Owing to their higher activity against cancer cells, compounds 1h (low dose: 10 μg/mL, 23 μM, high dose: 20 μg/mL, 46 μM) and 1j (low dose: 8 μg/mL, 17 μM; high dose: 16 μg/mL, 34 μM) were selected for further evaluation. Firstly, their effect of these compounds on apoptosis was investigated. Two doses (low dose, high dose) were used in the experiment and the results are presented in Figure 3. At the low dose, the rate of total apoptosis induced by 1h and 1j was only 12.21% and 11.18%, respectively. Notably, at the high dose, 1j resulted in 24.20% and 17.59% total and later apoptosis, respectively. The effect of 1h on later apoptosis also markedly contributed to cell death (19.93%). There was no significant difference between the low and high dose groups in terms of early apoptosis. Furthermore, A549 cells were incubated with 1h (46 μM) and 1j (34 μM) for 72 h. The rate of total apoptosis increased with time (Figure 4).

Figure 3

1h and 1j induced apoptosis in cancer A549 cells. Representative scatter diagrams. The A549 cells were pre-treated with (A) 1h at a dose of 0, 23, and 46 μM (0, 10, and 20 μg/mL), (B) 1j at a dose of 0, 17, and 34 μM (0, 8 and 16 μg/mL), respectively, for 48 h. Apoptotic cells were stained with Annexin V-FITC and PI, and measured using flow cytometry. **p<0.01 vs Con.

Figure 4

1h and 1j induced apoptosis in cancer A549 cells at 24 and 72 hrs. **p<0.01 vs Con. ## p<0.01 vs 24hrs.

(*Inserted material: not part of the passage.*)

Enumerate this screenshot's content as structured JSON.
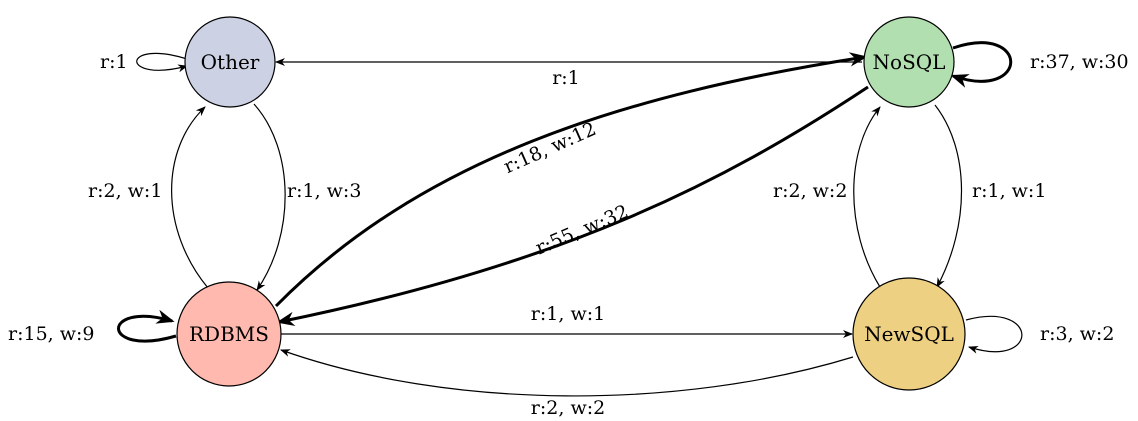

We used Western blotting to examine the expression of caspase 3, p53, Bax, and JNK in A549 cells after incubation with 1h and 1j for 12 h to disclose the mechanism through which compounds 1h and 1j prevented cancer cell growth. Caspase-3 was involved in the apoptotic process (i.e., chromatin condensation and DNA fragmentation). JNK played key roles in regulating cell proliferation, apoptosis, and differentiation. As shown in Figure 5, we found that both compounds 1j and 1h increased the expression of caspase-3 and JNK in A549 cells. Interestingly, these two compounds also enhanced the expression of p53. p53 is a tumor suppressor playing numerous roles in inducing DNA repair, senescence, cell cycle arrest, and apoptosis. This result was consistent with those of previous studies investigating other series of xanthone.30,31 Noticeably, only compound 1j significantly up-regulated the expression of Bax protein. Bax, belonging to the Bcl-2 gene family, was central to the regulation of mitochondrial apoptosis. Collectively, these findings suggest that the high expression of apoptosis-related factors and p53 was the main mechanism of compound 1j.

Figure 5

Effect of 1h (A) and 1j (B) on proteins related to cell death. A549 cells were treated with 1h (at a dose of 23 and 46 μM) and 1j (at a dose of 17 and 34 μM) for 12 hrs. The expression levels of proteins were measured using Western blotting. All data are presented as mean ± SE; n=3, *p<0.05 vs Con; **p<0.01 vs Con.

Conclusion

Most of the target compounds exerted a marked inhibitory effect on cancer cells. The activity of 18 compounds was higher than that of the intermediates 4 and 5. Moreover, the extensional structure of the 1,2,3-triazole ring and heterocycle groups was beneficial to anticancer activity. Compounds 1h and 1j demonstrated the most potent inhibitory activity against A549 cells. The effects of compounds 1h and 1j on early apoptosis, necrosis, and late apoptosis were similar. The results of the Western blotting analysis indicated that compound 1j increased the expression of caspase 3, JNK, p53, and particularly Bax, providing a novel viewpoint of the effects of xanthone derivatives.